Fact Check on Administrative Costs

Posted onApril 11, 2013byAHIP Coverage

There is broad recognition that health care costs continue to rise at an unsustainable rate. But the data are very clear that soaring medical costs – not health plans’ administrative costs – are driving health care cost growth. According to historical government data going back to the 1960s, the portion of premiums allocated to health plans’ administrative costs has been consistent for decades and in 2011 was among the lowest in recent years, despite the fact that health plans have been incurring new compliance and regulatory costs related to the health care reform law.

National Health Expenditure data show that, on average, only 3.9% of the annual growth in health spending from 1989-2010 was attributable to private health insurance administrative costs.

Private health insurance administrative costs are also historically lower than Medicare administrative costs. A Heritage Foundation report found that from 2000-2005, Medicare’s administrative costs per beneficiary were consistently higher than those for private insurance, ranging from 5 to 48 percent higher, depending on the year.

And according to a BNA study, “Popular comparisons of Medicare and private group health plan ‘overhead’ costs wrongly compare only a part of administrative expenses related to the Medicare program to the whole of private sector administrative expenses for comparable large group health plans.” The report also says that Medicare’s costs for claims administration “are really about the same as claims administration costs in the private large group health plan market.” Moreover, some of Medicare’s general administration costs are expensed elsewhere in the federal budget, and others, like premium taxes, do not apply to the Medicare program.
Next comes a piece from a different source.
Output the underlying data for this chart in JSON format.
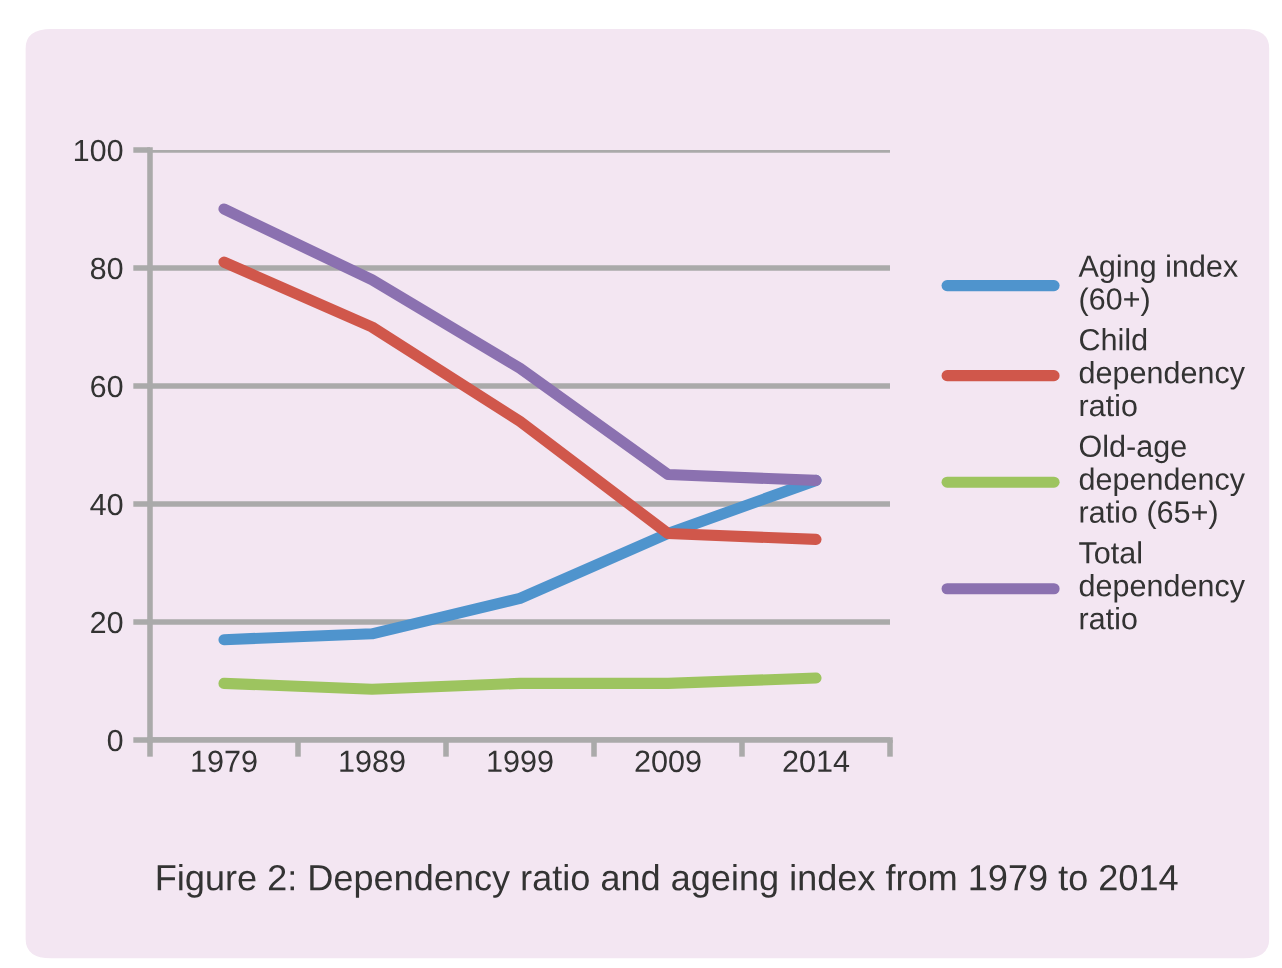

Health plan administrative costs also encompass avariety of programs and services that improve the quality and safety of patient care, help patients navigate a complicated delivery system, and help control soaring medical costs. These include:

  • Initiatives to prevent and deter fraud and abuse in the health care system;
  • Developing partnerships with providers, such as Accountable Care Organizations, to reward quality, value, and better health outcomes;
  • Credentialing health care providers to ensure that in-network doctors and hospitals provide safe, high-quality care;
  • Providing patients with online and mobile access to their claims history and Personal Health Records;
  • Sending notices to physicians and pharmacists about potential harmful drug interactions;
  • Providing information to providers in real-time about what treatments work best; and
  • Providing individuals and small businesses with access to agents and brokers to help find the coverage that is right for them.

As Ezra Klein noted on the Wonk Blog, “It’s also important to note that you don’t necessarily want administrative costs as low as they could possibly be. Some activities that are considered ‘administrative’ are useful. Disease management, for instance, which accounts for some of the difference between Medicare and Medicare Advantage. Mental health counselors who are available by phone. Good-faith investigations into waste, fraud and abuse. Care coordination. Nurses who use e-mail or telephones to remind patients to take their drugs. Administration is not always wasteful.”